I felt dizzy, somehow sleepy, hey, I know that feeling, been there, done that a million times before.

But inside of me….everything you can imagine was happening at the same time.

 

Hey, do you know how does it feel, to feel all you that you are able to feel at once,  and so intense, that it hurts?!

I hope you don’t.

 

I really hate this BPD.

Hate myself. Hate everything.

If this life had a meaning, I would have found it a long time ago.

All I do now is a struggle, not to do IT again and end up this hell.

 

Six suicide attempts, first when I was just ten years old.

The last one was a close enough. I have been reanimated, because I stopped breathing, my heart stopped.. and fuck it, there was no tunnel with a light at the end.

Maybe the lights turned off, just for me.

 

Hey, I really hate this BPD.

 

Maybe the next time, someone will be so kind to change the bulbs in the tunnel, and turn the lights on.

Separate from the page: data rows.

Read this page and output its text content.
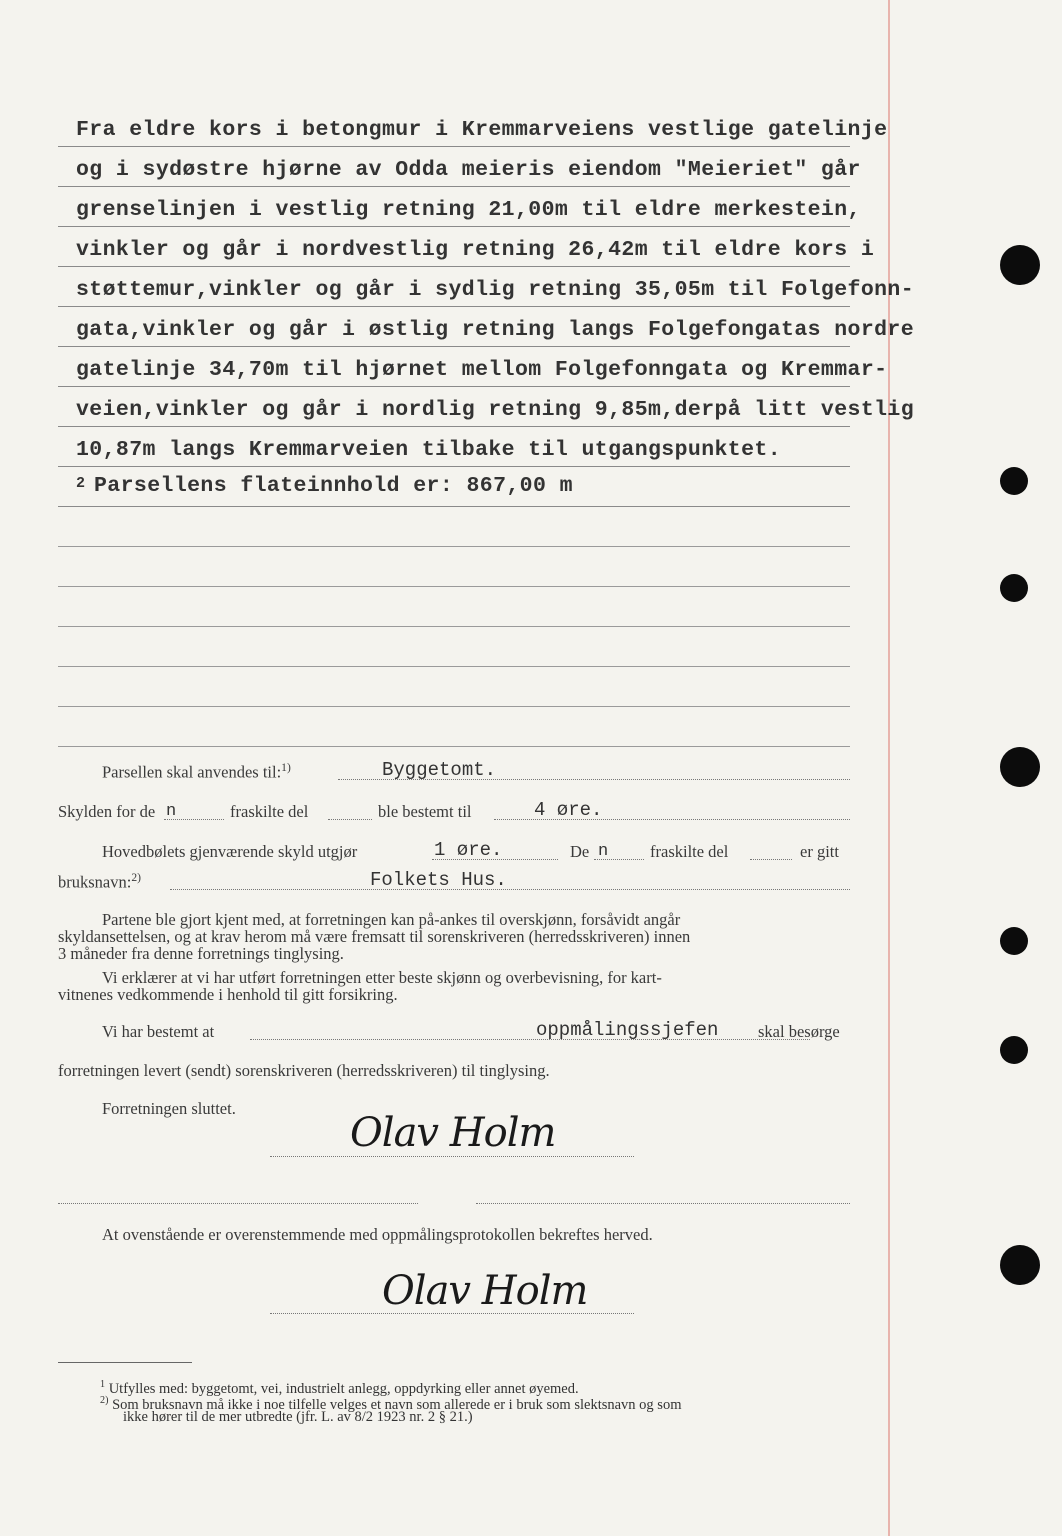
Fra eldre kors i betongmur i Kremmarveiens vestlige gatelinje
og i sydøstre hjørne av Odda meieris eiendom "Meieriet" går
grenselinjen i vestlig retning 21,00m til eldre merkestein,
vinkler og går i nordvestlig retning 26,42m til eldre kors i
støttemur,vinkler og går i sydlig retning 35,05m til Folgefonn-
gata,vinkler og går i østlig retning langs Folgefongatas nordre
gatelinje 34,70m til hjørnet mellom Folgefonngata og Kremmar-
veien,vinkler og går i nordlig retning 9,85m,derpå litt vestlig
10,87m langs Kremmarveien tilbake til utgangspunktet.
Parsellens flateinnhold er: 867,00 m
$^2$
Parsellen skal anvendes til:$^{1)}$	Byggetomt.
Skylden for de n	fraskilte del	ble bestemt til	4 øre.
Hovedbølets gjenværende skyld utgjør	1 øre.	De n	fraskilte del	er gitt
bruksnavn:$^{2)}$	Folkets Hus.
Partene ble gjort kjent med, at forretningen kan på-ankes til overskjønn, forsåvidt angår
skyldansettelsen, og at krav herom må være fremsatt til sorenskriveren (herredsskriveren) innen
3 måneder fra denne forretnings tinglysing.
Vi erklærer at vi har utført forretningen etter beste skjønn og overbevisning, for kart-
vitnenes vedkommende i henhold til gitt forsikring.
Vi har bestemt at	oppmålingssjefen skal besørge
forretningen levert (sendt) sorenskriveren (herredsskriveren) til tinglysing.
Forretningen sluttet.
Olav Holm
At ovenstående er overenstemmende med oppmålingsprotokollen bekreftes herved.
Olav Holm
$^1$ Utfylles med: byggetomt, vei, industrielt anlegg, oppdyrking eller annet øyemed.
$^{2)}$ Som bruksnavn må ikke i noe tilfelle velges et navn som allerede er i bruk som slektsnavn og som
ikke hører til de mer utbredte (jfr. L. av 8/2 1923 nr. 2 § 21.)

I would appreciate it, thank you in advance.

 

 

The Beer, The Impending Doom And A Glass Of Whiskey

 

“And on my deathbed I will pray to the gods and the angels,

Like a pagan to anyone who will take me to heaven;

To a place I recall, I was there so long ago.

The sky was bruised, the wine was bled, and there you led me on.”

 

Surrounded by people I call friends, surrounded by people I call relatives, holding onto my beer, firmly.

 

Voices all around me. Making noise and not sense. Attacking me.

 

I hate gatherings. I hate being surrounded. I do not feel good. In fact, I feel awful.

 

In my head, the movie begins:

I am standing up on the table, throwing the bottle to the ground. The sound of broken glass makes everyone to look at me.

And then I start to yell. To each of them I tell everything I wanted to tell for a long time, but I didn’t, ’cause I was polite.

But not tonight.

After I told what I had to say, I break at least two tables and chairs. One chair is thrown into a window.

I can feel glass flying right into me, sticking into my flesh, the warmth of blood leaking slowly down my body.

And if that’s not enough, there’s always a Glock to finish the situation.

 

But the beer is not cold anymore.

And I’m on the verge of an incident.

Laughing next to me, my friend poured accidentally a glass of wine, ruining her perfect dress with lovely flowers.

To me, the dress looks so much better now.

 

I am getting of the table and walking away without saying goodbye.

I hear my name being called, but I’m not turning or responding.

 

The car, the road and me.

 

“Save me from myself, save me from myself….”, repeating into my mind like a broken record player.

 

After few cuts I’ll be fine. Pouring a full glass of whiskey makes me almost happy. The sound and the scent of the glass filling to the top.

Killing the beast is not easy, and I will do all I can, to make it go away.

 

Finding the peace of mind, or how to beat depersonalization and anxiety – this is my way of doing it

 

Peace of mind can be found, in the silence of the night, cat purrs in your lap, rubber bands slapping on your wrist, vanilla ice cream eaten with a big spoon, hugging a tree, rolling down the meadow on the fresh green grass.

I have tried all of the above.

But, still, the method that gives me a complete sense of peace and puts me back into relatively normal state of mind, is the car driving.

Loud music, open windows and air freely whooshing through the car.

When I drive, I am me again.

And I drive without the destination. I just drive, into the Unknown. Sometimes I’m on the road for hours, sometimes I do just a quick speed test on the side road without any traffic. Burning tires is my speciality.

Cars, speed, music, open road in the night, they are my healers, my biggest supports.

I do wear a band on my hand sometimes, but no slapping on the wrist can be compared to this kinda feeling.

I do not need to drive today, though.

Vanilla ice and a large spoon. And a movie about impossible love, my favourite in the past few months : “The Code 46”.

My evening is going to be just….perfect.